Anonymous 0 Comments

They actually aren’t economically viable. Most of these companies don’t make profits, a few like OrderUp have already gone out of business. The rest will probably follow. And even when they totally outsource most of their costs onto their employees (employees drive their own cars and are responsible for their own gas, insurance, and maintenance) they still have to pay ridiculously low wages and wouldn’t even dream of paying for benefits like health insurance. And despite all that, these companies mostly still don’t turn a profit.

Food delivery just isn’t a viable business most of the time. If the price for delivery is low, then companies can’t turn a profit on such low margins, and if the price is high, then people just don’t order delivery very often because they can’t afford it, and then the company also can’t turn a profit.

Anonymous 0 Comments

Smartphones mostly. Basically every driver comes equipped with their own GPS and order management system that GrubHub or DoorDash doesn’t have to pay for.

The rest of it is mostly about convincing different restaurants that its more viable to get these services to deliver for them than it is to have their own delivery service. And that random people can be reliable enough to get the job done. Like Grubhub was founded in 2004, and the entire recruiting random people via smartphone to deliver things has been building up since then.

Anonymous 0 Comments

These types of food delivery companies are not new, they’ve been around for a very long time. Yes in 1995 in many cities had local companies doing restaurant delivery. They were pretty common.

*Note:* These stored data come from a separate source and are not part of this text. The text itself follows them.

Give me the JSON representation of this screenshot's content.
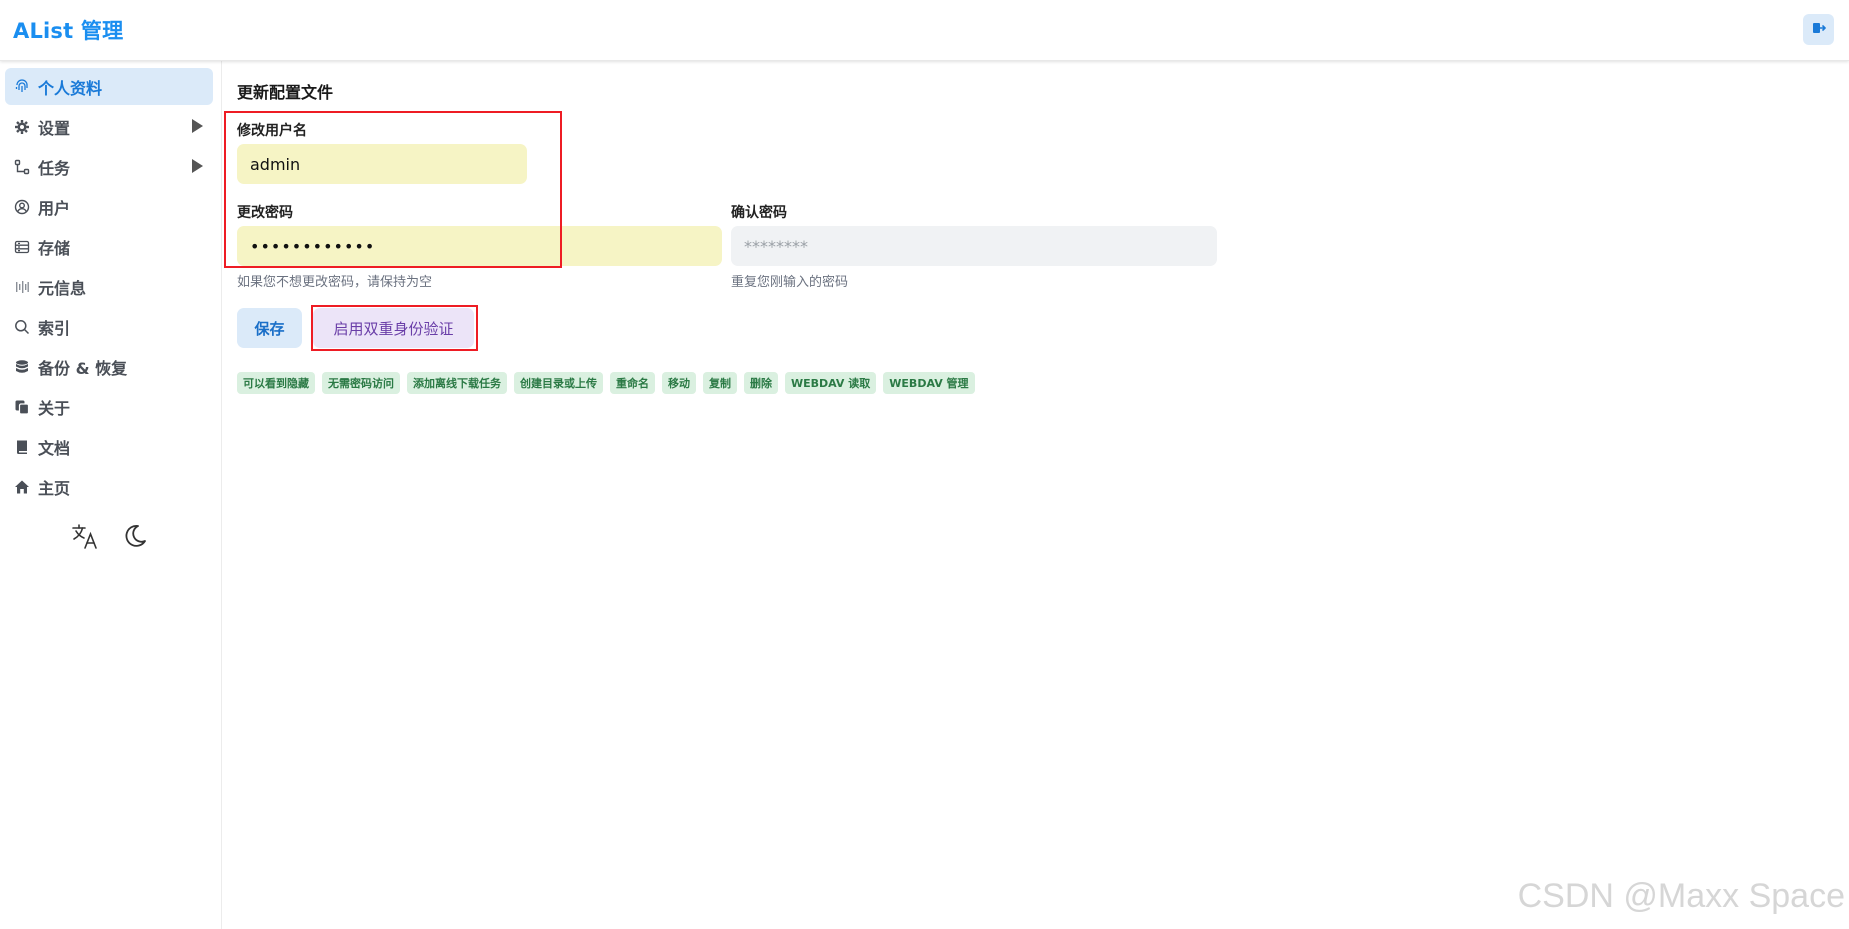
{
  "header": {
    "title": "AList 管理",
    "logout_icon": "logout-icon"
  },
  "sidebar": {
    "items": [
      {
        "label": "个人资料",
        "icon": "fingerprint-icon",
        "active": true
      },
      {
        "label": "设置",
        "icon": "gear-icon",
        "expandable": true
      },
      {
        "label": "任务",
        "icon": "flow-icon",
        "expandable": true
      },
      {
        "label": "用户",
        "icon": "user-circle-icon"
      },
      {
        "label": "存储",
        "icon": "storage-icon"
      },
      {
        "label": "元信息",
        "icon": "meta-icon"
      },
      {
        "label": "索引",
        "icon": "search-icon"
      },
      {
        "label": "备份 & 恢复",
        "icon": "database-icon"
      },
      {
        "label": "关于",
        "icon": "copy-icon"
      },
      {
        "label": "文档",
        "icon": "book-icon"
      },
      {
        "label": "主页",
        "icon": "home-icon"
      }
    ],
    "bottom_icons": [
      "translate-icon",
      "moon-icon"
    ]
  },
  "main": {
    "title": "更新配置文件",
    "username": {
      "label": "修改用户名",
      "value": "admin"
    },
    "password": {
      "label": "更改密码",
      "value": "••••••••••••",
      "hint": "如果您不想更改密码，请保持为空"
    },
    "confirm": {
      "label": "确认密码",
      "placeholder": "********",
      "hint": "重复您刚输入的密码"
    },
    "buttons": {
      "save": "保存",
      "two_factor": "启用双重身份验证"
    },
    "permissions": [
      "可以看到隐藏",
      "无需密码访问",
      "添加离线下载任务",
      "创建目录或上传",
      "重命名",
      "移动",
      "复制",
      "删除",
      "WEBDAV 读取",
      "WEBDAV 管理"
    ]
  },
  "watermark": "CSDN @Maxx Space",
  "colors": {
    "accent": "#1a8ef0",
    "autofill": "#f6f4c5",
    "tag_bg": "#daf0e0",
    "highlight": "#ee1c24"
  }
}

Nothing is special with these companies. They are doing the exact same thing as the older ones. Many older ones even had online ordering setup in the mid-2000s that isn’t much different than it is now… in fact it looks pretty much identical.. hell to a degree, these new companies UI and ordering systems are actually worse.

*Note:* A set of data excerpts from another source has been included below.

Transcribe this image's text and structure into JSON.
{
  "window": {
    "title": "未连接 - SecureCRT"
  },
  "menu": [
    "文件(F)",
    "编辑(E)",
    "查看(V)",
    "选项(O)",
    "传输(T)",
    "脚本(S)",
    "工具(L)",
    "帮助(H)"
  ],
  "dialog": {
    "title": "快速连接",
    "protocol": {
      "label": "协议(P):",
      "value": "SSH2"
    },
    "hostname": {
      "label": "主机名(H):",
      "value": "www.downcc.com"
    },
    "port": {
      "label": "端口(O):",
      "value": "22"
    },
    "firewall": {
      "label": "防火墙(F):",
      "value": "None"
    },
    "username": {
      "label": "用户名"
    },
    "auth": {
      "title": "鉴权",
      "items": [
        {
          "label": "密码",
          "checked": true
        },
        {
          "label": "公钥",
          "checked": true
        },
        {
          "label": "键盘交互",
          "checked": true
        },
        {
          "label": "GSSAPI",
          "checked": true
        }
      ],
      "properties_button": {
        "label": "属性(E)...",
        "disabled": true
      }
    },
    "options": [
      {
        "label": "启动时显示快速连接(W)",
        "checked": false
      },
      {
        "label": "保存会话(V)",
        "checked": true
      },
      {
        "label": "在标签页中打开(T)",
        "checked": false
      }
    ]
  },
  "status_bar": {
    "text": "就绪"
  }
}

Restaurant delivery is s actually a pretty poor business to be in as well. Margins tend to be very low, especially for home delivery, though large catering orders for businesses have always been the better, much more profitable option, though delivery for that isn’t as big of a business as you may think, especially outside of major cities and business hubs with many corporate offices. You need significant scale to even make it a good business to be in over being in another business when you’re past the “small business” phase that most delivery companies have existed in for the past 20 years.